The current technologies employed to screen both carry-on and checked baggage are based on x-rays. The images produced result from density variations. The shape and size of items in the image are examined visually for carry-on baggage and with a computer for computed tomography images of checked baggage. Suspicious items are then examined manually for identification. A technique to reliably identify the chemical structure of a suspect item remotely would improve baggage throughput by resolving alarms. Mass spectroscopy systems to detect explosives by means of vapor analysis are currently going through field trial investigations.

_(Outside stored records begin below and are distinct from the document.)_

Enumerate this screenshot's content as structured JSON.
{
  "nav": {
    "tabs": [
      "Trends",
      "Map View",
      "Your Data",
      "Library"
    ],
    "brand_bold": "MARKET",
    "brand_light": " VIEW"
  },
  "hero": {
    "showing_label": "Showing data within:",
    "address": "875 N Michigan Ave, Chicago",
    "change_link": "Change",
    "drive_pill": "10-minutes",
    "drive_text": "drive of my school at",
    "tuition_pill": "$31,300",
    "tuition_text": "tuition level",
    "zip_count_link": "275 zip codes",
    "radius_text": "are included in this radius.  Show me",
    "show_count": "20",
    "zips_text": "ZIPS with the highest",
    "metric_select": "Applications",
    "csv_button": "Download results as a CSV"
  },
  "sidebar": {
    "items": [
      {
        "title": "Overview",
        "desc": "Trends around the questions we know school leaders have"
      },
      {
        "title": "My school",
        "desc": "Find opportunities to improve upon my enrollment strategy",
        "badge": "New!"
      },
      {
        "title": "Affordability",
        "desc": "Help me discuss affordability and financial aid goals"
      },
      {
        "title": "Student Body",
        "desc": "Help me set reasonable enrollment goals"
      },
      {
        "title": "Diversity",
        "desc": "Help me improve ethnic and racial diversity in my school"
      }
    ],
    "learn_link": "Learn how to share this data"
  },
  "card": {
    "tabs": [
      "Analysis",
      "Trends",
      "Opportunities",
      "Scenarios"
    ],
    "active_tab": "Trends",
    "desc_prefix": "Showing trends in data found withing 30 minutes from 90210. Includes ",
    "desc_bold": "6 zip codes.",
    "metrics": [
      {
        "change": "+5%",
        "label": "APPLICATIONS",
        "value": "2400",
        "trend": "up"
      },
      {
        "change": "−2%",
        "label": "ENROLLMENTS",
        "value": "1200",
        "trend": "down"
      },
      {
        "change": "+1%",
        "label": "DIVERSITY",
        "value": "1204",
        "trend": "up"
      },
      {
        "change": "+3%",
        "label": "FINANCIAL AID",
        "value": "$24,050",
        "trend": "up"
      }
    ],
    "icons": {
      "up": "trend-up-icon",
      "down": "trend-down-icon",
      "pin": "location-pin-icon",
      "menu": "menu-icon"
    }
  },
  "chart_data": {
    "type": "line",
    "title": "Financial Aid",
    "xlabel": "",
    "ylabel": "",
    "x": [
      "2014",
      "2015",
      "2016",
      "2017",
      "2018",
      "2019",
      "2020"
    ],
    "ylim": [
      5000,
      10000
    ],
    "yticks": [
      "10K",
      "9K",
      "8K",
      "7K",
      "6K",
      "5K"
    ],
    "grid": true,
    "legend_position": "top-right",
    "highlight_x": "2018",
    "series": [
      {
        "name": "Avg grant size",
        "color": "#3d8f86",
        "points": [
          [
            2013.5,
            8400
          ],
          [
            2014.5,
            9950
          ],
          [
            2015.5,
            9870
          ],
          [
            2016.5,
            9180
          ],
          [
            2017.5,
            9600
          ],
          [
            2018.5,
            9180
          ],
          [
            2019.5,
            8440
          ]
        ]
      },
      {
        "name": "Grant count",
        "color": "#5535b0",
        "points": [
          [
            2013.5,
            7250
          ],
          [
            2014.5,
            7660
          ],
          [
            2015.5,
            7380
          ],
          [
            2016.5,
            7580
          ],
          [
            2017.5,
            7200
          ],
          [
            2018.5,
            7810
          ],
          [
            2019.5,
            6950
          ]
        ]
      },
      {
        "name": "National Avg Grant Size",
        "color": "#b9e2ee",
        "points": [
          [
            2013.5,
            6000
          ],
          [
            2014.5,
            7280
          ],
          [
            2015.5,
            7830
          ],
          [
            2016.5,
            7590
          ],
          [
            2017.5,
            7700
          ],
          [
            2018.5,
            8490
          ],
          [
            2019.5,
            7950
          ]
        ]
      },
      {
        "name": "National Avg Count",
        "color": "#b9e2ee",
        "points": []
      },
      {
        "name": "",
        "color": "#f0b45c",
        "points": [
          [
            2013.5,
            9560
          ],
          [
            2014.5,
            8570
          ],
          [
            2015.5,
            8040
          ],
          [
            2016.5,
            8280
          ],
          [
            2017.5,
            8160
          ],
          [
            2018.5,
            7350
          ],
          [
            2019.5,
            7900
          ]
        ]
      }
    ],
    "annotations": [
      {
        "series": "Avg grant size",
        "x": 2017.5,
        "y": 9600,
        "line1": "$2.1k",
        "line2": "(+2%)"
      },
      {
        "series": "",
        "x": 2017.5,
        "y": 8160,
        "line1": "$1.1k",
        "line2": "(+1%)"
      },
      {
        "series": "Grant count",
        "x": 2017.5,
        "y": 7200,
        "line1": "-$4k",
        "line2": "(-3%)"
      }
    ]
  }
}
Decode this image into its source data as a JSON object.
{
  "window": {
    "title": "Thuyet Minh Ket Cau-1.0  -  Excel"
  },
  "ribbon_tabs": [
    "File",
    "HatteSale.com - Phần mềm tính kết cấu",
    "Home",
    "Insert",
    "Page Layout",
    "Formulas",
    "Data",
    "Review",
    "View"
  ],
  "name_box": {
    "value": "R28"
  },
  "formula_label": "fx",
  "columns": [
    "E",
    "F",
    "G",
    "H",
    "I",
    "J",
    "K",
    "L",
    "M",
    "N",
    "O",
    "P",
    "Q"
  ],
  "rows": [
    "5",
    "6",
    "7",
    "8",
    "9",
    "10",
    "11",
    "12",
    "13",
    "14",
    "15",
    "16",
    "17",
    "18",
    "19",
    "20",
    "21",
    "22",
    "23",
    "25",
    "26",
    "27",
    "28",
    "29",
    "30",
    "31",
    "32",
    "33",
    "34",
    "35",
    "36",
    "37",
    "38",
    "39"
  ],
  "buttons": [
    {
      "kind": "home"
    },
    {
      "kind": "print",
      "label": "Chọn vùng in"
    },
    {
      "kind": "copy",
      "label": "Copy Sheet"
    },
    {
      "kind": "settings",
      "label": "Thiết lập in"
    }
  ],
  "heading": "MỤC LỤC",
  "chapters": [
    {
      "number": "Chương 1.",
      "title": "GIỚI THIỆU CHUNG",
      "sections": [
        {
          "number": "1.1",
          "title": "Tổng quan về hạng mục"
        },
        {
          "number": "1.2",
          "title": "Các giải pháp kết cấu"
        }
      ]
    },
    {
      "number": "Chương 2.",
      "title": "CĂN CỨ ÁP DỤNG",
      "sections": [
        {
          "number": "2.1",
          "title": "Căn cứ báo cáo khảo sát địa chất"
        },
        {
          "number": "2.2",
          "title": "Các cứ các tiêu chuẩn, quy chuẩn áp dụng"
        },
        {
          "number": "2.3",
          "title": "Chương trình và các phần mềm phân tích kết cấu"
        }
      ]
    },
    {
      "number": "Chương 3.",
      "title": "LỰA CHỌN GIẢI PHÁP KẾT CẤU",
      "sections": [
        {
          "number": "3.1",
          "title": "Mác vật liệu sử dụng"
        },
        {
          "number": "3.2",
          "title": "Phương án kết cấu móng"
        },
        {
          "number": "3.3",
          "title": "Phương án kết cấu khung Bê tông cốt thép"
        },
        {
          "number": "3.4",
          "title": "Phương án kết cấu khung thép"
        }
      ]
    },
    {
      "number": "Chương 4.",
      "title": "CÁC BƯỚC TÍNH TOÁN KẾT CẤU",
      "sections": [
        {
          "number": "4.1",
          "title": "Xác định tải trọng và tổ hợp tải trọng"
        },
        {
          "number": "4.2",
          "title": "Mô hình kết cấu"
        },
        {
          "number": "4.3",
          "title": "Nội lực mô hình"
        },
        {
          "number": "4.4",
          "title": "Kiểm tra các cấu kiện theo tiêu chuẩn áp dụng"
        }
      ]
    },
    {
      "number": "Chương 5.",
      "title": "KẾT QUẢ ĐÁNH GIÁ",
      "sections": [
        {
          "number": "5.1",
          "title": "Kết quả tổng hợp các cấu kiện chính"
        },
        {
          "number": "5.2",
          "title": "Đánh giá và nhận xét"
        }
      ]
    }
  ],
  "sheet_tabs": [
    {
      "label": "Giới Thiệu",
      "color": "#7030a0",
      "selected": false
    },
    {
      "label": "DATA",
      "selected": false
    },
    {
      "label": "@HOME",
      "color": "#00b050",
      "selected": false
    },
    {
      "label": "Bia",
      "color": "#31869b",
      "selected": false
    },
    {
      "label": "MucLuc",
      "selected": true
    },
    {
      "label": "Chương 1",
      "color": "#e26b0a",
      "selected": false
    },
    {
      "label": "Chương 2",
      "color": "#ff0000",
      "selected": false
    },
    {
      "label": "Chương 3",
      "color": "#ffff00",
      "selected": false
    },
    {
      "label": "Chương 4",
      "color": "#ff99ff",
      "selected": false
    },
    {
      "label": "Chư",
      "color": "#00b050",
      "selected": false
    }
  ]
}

As discussed in Chapter 2 of this report, there is a significant ongoing effort in examining terahertz time domain spectroscopy (TTDS) to detect spectral features of explosives. There have been numerous reports of TTDS being used for explosives detection in transmission mode. However, for real-field applications, reflection measurements are preferred, since most bulky targets are impossible to measure in a transmission mode, in which the targets will attenuate the incident energy completely. The reflection mode may be used in a standoff detection system, but it is not clear that individuals and vital assets could be outside the zone of severe damage of an explosive detonation.
Conclusion: Millimeter-wavelength/terahertz technology has potential for contributing to overall aviation security, but its limitations need to be recognized. It will be most effective when used in conjunction with sensor technologies that provide detection capabilities in additional frequency regions.